The Armenian dram has gained more than 50 percent in nominal value against the U.S. dollar since the start of its dramatic rise in late 2003. The process slowed down in the first quarter of this year only to gain new momentum last month. Local manufacturing firms claim to have been hit hard by the dram’s appreciation, criticizing the Armenian authorities for their refusal to intervene in the foreign-exchange market.

The authorities and the Central Bank in particular have dismissed the criticism, arguing that the much stronger dram is the inevitable result of recent years’ surge in hard currency remittances sent home by hundreds of thousands of Armenians living and working abroad. They say the manufacturing sector can successfully adapt to the new reality with productivity gains.

Central Bank officials say the exchange rate fluctuation has also suppressed inflation which has remained in single digits despite the country’s robust economic growth. The World Bank and the International Monetary Fund take a similar view, having repeatedly endorsed monetary policies pursued by the Armenian authorities. A senior IMF economist went farther late last month, saying that the dram’s strengthening has actually spurred economic growth.

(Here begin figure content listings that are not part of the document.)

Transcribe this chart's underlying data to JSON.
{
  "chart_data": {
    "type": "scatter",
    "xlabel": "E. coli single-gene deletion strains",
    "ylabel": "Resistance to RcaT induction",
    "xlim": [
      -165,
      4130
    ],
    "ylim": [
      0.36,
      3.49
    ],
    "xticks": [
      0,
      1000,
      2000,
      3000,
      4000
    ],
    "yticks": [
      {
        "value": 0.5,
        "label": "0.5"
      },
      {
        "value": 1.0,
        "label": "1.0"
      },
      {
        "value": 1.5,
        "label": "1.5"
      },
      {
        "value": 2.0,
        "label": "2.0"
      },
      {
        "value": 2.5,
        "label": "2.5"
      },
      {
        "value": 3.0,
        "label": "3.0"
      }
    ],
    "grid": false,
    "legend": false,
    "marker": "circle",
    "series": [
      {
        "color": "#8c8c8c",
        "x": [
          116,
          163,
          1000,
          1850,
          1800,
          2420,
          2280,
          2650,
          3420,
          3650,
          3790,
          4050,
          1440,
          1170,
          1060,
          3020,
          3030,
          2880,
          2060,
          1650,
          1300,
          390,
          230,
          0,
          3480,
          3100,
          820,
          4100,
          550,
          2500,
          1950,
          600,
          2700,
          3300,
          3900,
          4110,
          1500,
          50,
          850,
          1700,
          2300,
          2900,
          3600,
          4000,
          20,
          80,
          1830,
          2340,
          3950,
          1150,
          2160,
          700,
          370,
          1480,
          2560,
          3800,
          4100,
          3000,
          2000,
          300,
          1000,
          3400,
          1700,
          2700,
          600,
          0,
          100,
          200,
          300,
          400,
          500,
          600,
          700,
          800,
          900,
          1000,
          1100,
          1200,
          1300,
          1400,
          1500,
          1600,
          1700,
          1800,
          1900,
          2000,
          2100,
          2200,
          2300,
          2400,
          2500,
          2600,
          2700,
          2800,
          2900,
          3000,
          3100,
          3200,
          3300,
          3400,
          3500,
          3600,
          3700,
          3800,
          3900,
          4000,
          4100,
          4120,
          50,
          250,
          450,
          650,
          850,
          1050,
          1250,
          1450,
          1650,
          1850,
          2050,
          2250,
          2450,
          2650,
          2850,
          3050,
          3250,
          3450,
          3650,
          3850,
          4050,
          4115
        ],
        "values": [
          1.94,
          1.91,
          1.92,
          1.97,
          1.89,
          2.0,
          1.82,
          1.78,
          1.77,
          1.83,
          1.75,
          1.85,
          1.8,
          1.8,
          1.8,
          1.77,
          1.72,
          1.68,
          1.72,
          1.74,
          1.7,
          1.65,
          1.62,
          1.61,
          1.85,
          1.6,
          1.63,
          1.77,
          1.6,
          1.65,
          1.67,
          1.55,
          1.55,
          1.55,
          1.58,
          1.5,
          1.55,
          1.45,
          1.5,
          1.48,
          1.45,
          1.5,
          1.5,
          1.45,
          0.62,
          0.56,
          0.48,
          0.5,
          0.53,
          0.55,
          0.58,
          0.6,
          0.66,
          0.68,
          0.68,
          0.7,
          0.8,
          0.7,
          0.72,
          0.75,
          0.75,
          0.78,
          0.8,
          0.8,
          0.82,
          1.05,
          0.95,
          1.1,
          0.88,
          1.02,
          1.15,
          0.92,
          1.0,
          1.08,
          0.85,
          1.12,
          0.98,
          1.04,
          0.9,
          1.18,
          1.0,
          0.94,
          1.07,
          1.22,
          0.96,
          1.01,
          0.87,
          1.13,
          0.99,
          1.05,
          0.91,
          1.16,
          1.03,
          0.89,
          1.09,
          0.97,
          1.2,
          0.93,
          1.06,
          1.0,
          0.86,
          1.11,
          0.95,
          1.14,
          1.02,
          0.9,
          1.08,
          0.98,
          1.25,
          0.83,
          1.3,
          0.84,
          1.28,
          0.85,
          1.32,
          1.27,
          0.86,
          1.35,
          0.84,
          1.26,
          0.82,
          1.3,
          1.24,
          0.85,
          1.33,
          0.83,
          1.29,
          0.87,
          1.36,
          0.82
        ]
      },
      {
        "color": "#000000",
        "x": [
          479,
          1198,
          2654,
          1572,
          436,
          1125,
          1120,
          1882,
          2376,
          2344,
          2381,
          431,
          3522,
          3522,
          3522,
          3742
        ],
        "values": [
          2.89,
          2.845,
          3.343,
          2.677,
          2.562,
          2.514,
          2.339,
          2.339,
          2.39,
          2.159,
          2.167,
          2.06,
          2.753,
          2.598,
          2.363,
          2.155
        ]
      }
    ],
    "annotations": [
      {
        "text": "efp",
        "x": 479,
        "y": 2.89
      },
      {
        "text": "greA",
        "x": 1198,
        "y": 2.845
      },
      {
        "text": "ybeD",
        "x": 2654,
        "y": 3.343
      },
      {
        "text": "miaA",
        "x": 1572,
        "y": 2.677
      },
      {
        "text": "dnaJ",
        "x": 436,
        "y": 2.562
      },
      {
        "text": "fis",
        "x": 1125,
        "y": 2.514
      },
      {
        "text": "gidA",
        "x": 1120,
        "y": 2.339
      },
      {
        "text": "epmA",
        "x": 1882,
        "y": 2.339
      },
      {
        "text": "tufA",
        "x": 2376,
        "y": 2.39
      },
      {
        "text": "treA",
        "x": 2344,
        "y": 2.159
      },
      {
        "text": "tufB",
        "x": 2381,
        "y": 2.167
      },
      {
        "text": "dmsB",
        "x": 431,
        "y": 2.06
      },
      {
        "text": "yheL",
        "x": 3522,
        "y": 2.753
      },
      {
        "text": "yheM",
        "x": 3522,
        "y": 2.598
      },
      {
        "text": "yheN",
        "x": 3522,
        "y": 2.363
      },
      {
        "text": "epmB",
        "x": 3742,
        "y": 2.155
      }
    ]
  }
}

The EBRD, by contrast, seems more worried about the trend. In an annual report issued last month, the London-based lending institution, which is tasked with facilitating former Communist countries’ transition to market-based economics, listed continued currency appreciation among factors which it believes pose “significant risks for the [Armenian] economy in the medium term.” The other factors included Armenia’s “vulnerability to commodity prices,” dependence on low-interest loans and grants from Western donors, and skyrocketing real estate prices.